Voyant l'intérêt de Feng Jing, il poursuivit son récit
: lorsque l'empereur régnant choisit une impératrice, il pencha d'abord pour la fille de Wang Mengzheng de Shu. Cependant, l'impératrice douairière Zhangxian jugea la femme trop séduisante et craignit qu'elle ne soit préjudiciable au jeune empereur. Elle lui ordonna donc de nommer à sa place l'impératrice Guo et permit que Liu Congde, fils de son frère juré Liu Mei, épouse Wang. Liu Congde mourut de maladie peu après, mais l'empereur, ne pouvant oublier Wang, lui conféra le titre de Dame de Sui, lui ouvrant ainsi les portes de la cour. Des rumeurs circulaient également selon lesquelles Wang avait bénéficié des faveurs de l'empereur. Plus tard, Wang Mengzheng fut surpris en flagrant délit d'adultère avec la concubine de son père
; il fut déchu de son titre et exilé.

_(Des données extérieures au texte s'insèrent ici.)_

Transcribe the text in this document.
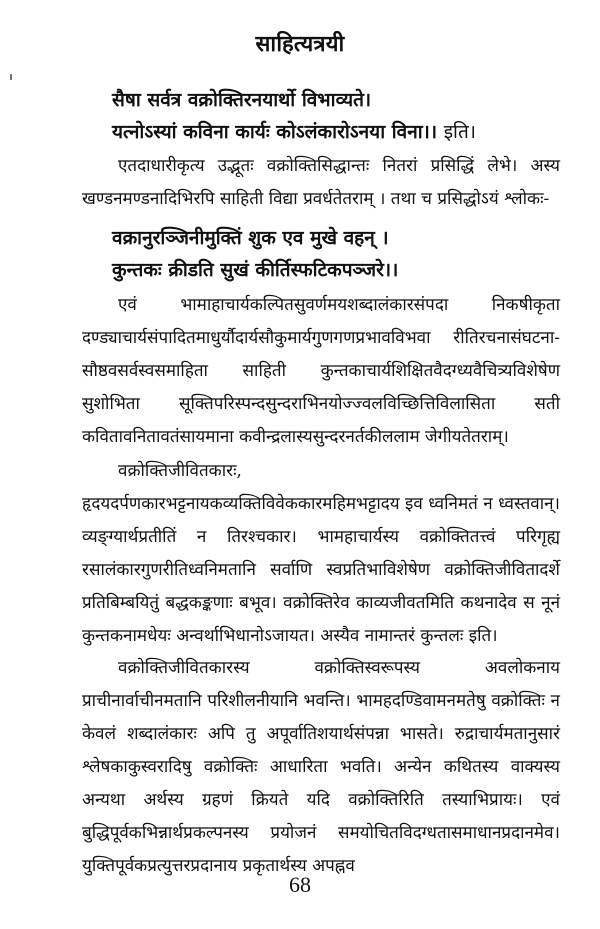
साहित्यत्रयी
सैषा सर्वत्र वक्रोक्तिरनयार्थो विभाव्यते।
यत्नोऽस्यां कविना कार्यः कोऽलंकारोऽनया विना।। इति।
एतदाधारीकृत्य उद्भूतः वक्रोक्तिसिद्धान्तः नितरां प्रसिद्धिं लेभे। अस्य खण्डनमण्डनादिभिरपि साहिती विद्या प्रवर्धतेतराम् । तथा च प्रसिद्धोऽयं श्लोकः-
वक्रानुरञ्जिनीमुक्तिं शुक एव मुखे वहन् ।
कुन्तकः क्रीडति सुखं कीर्तिस्फटिकपञ्जरे।।
एवं भामाहाचार्यकल्पितसुवर्णमयशब्दालंकारसंपदा निकषीकृता दण्ड्याचार्यसंपादितमाधुर्यौदार्यसौकुमार्यगुणगणप्रभावविभवा रीतिरचनासंघटना- सौष्ठवसर्वस्वसमाहिता साहिती कुन्तकाचार्यशिक्षितवैदग्ध्यवैचित्र्यविशेषेण सुशोभिता सूक्तिपरिस्पन्दसुन्दराभिनयोज्ज्वलविच्छित्तिविलासिता सती कवितावनितावतंसायमाना कवीन्द्रलास्यसुन्दरनर्तकीललाम जेगीयतेतराम्।
वक्रोक्तिजीवितकारः, हृदयदर्पणकारभट्टनायकव्यक्तिविवेककारमहिमभट्टादय इव ध्वनिमतं न ध्वस्तवान्। व्यङ्ग्यार्थप्रतीतिं न तिरश्चकार। भामहाचार्यस्य वक्रोक्तितत्त्वं परिगृह्य रसालंकारगुणरीतिध्वनिमतानि सर्वाणि स्वप्रतिभाविशेषेण वक्रोक्तिजीवितादर्शे प्रतिबिम्बयितुं बद्धकङ्कणाः बभूव। वक्रोक्तिरेव काव्यजीवतमिति कथनादेव स नूनं कुन्तकनामधेयः अन्वर्थाभिधानोऽजायत। अस्यैव नामान्तरं कुन्तलः इति।
वक्रोक्तिजीवितकारस्य वक्रोक्तिस्वरूपस्य अवलोकनाय प्राचीनार्वाचीनमतानि परिशीलनीयानि भवन्ति। भामहदण्डिवामनमतेषु वक्रोक्तिः न केवलं शब्दालंकारः अपि तु अपूर्वातिशयार्थसंपन्ना भासते। रुद्राचार्यमतानुसारं श्लेषकाकुस्वरादिषु वक्रोक्तिः आधारिता भवति। अन्येन कथितस्य वाक्यस्य अन्यथा अर्थस्य ग्रहणं क्रियते यदि वक्रोक्तिरिति तस्याभिप्रायः। एवं बुद्धिपूर्वकभिन्नार्थप्रकल्पनस्य प्रयोजनं समयोचितविदग्धतासमाधानप्रदानमेव। युक्तिपूर्वकप्रत्युत्तरप्रदानाय प्रकृतार्थस्य अपह्नव
68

Wang fut également punie, déchue de son titre et interdite d'audience. L'empereur décréta explicitement qu'elle n'aurait plus jamais accès à la cour. Cependant, dès la première année de l'ère Qingli, Wang fut de nouveau fréquemment convoquée par l'empereur et son accès à la cour intérieure demeura inchangé. L'impératrice Cao, du palais intérieur, en fut mécontente, mais comme Wang n'était pas une dame de la cour et bénéficiait de la protection impériale, elle ne put la contraindre aisément. Le fonctionnaire Zhang Fangping, protestant, soumit un mémoire contre les agissements de l'empereur, mais celui-ci l'ignora. Plus tard, lorsqu'il voulut rétablir le fief de la famille Wang, il ordonna à Fu Bi de rédiger l'édit. Mais Fu Bi le lui retourna aussitôt, refusant catégoriquement de le rédiger. Honteux, l'empereur révoqua l'édit.

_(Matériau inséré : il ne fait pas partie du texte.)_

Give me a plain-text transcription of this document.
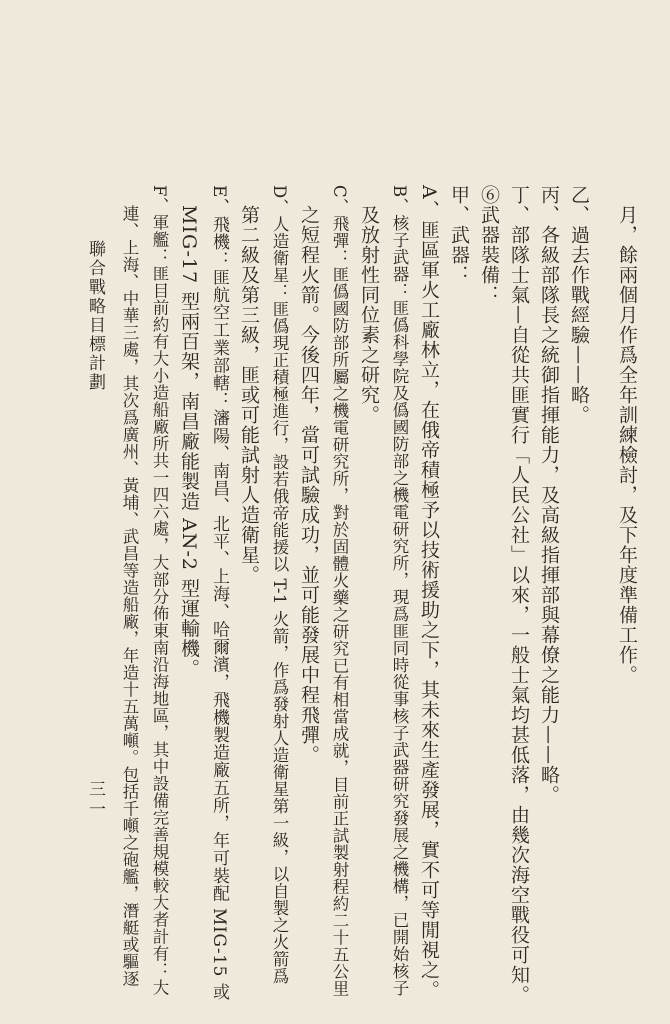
月，餘兩個月作爲全年訓練檢討，及下年度準備工作。
乙、過去作戰經驗——略。
丙、各級部隊長之統御指揮能力，及高級指揮部與幕僚之能力——略。
丁、部隊士氣—自從共匪實行「人民公社」以來，一般士氣均甚低落，由幾次海空戰役可知。
⑥武器裝備：
甲、武器：
A、匪區軍火工廠林立，在俄帝積極予以技術援助之下，其未來生產發展，實不可等閒視之。
B、核子武器：匪僞科學院及僞國防部之機電研究所，現爲匪同時從事核子武器研究發展之機構，已開始核子
及放射性同位素之研究。
C、飛彈：匪僞國防部所屬之機電研究所，對於固體火藥之研究已有相當成就，目前正試製射程約二十五公里
之短程火箭。今後四年，當可試驗成功，並可能發展中程飛彈。
D、人造衛星：匪僞現正積極進行，設若俄帝能援以 T-1 火箭，作爲發射人造衛星第一級，以自製之火箭爲
第二級及第三級，匪或可能試射人造衛星。
E、飛機：匪航空工業部轄：瀋陽、南昌、北平、上海、哈爾濱，飛機製造廠五所，年可裝配 MIG-15 或
MIG-17 型兩百架，南昌廠能製造 AN-2 型運輸機。
F、軍艦：匪目前約有大小造船廠所共一四六處，大部分佈東南沿海地區，其中設備完善規模較大者計有：大
連、上海、中華三處，其次爲廣州、黃埔、武昌等造船廠，年造十五萬噸。包括千噸之砲艦，潛艇或驅逐
聯合戰略目標計劃
三一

Feng Jing écouta attentivement et resta longtemps silencieux jusqu'à ce qu'un collègue lui demande son avis. Il sourit alors légèrement et dit : « Il y avait beaucoup de gentlemen durant l'ère Qingli. »
*************
Feng Jing se rendit à Qingzhou à cheval, au moment même où les orioles chantaient et où l'herbe poussait, en plein cœur du printemps.
Après s'être renseigné sur l'adresse de la résidence du préfet, il suivit les indications. Après avoir traversé un ruisseau et un petit pont, il découvrit devant lui un mur aux murs blancs et aux tuiles vertes, dissimulant à l'intérieur un bâtiment à plusieurs étages aux avant-toits saillants.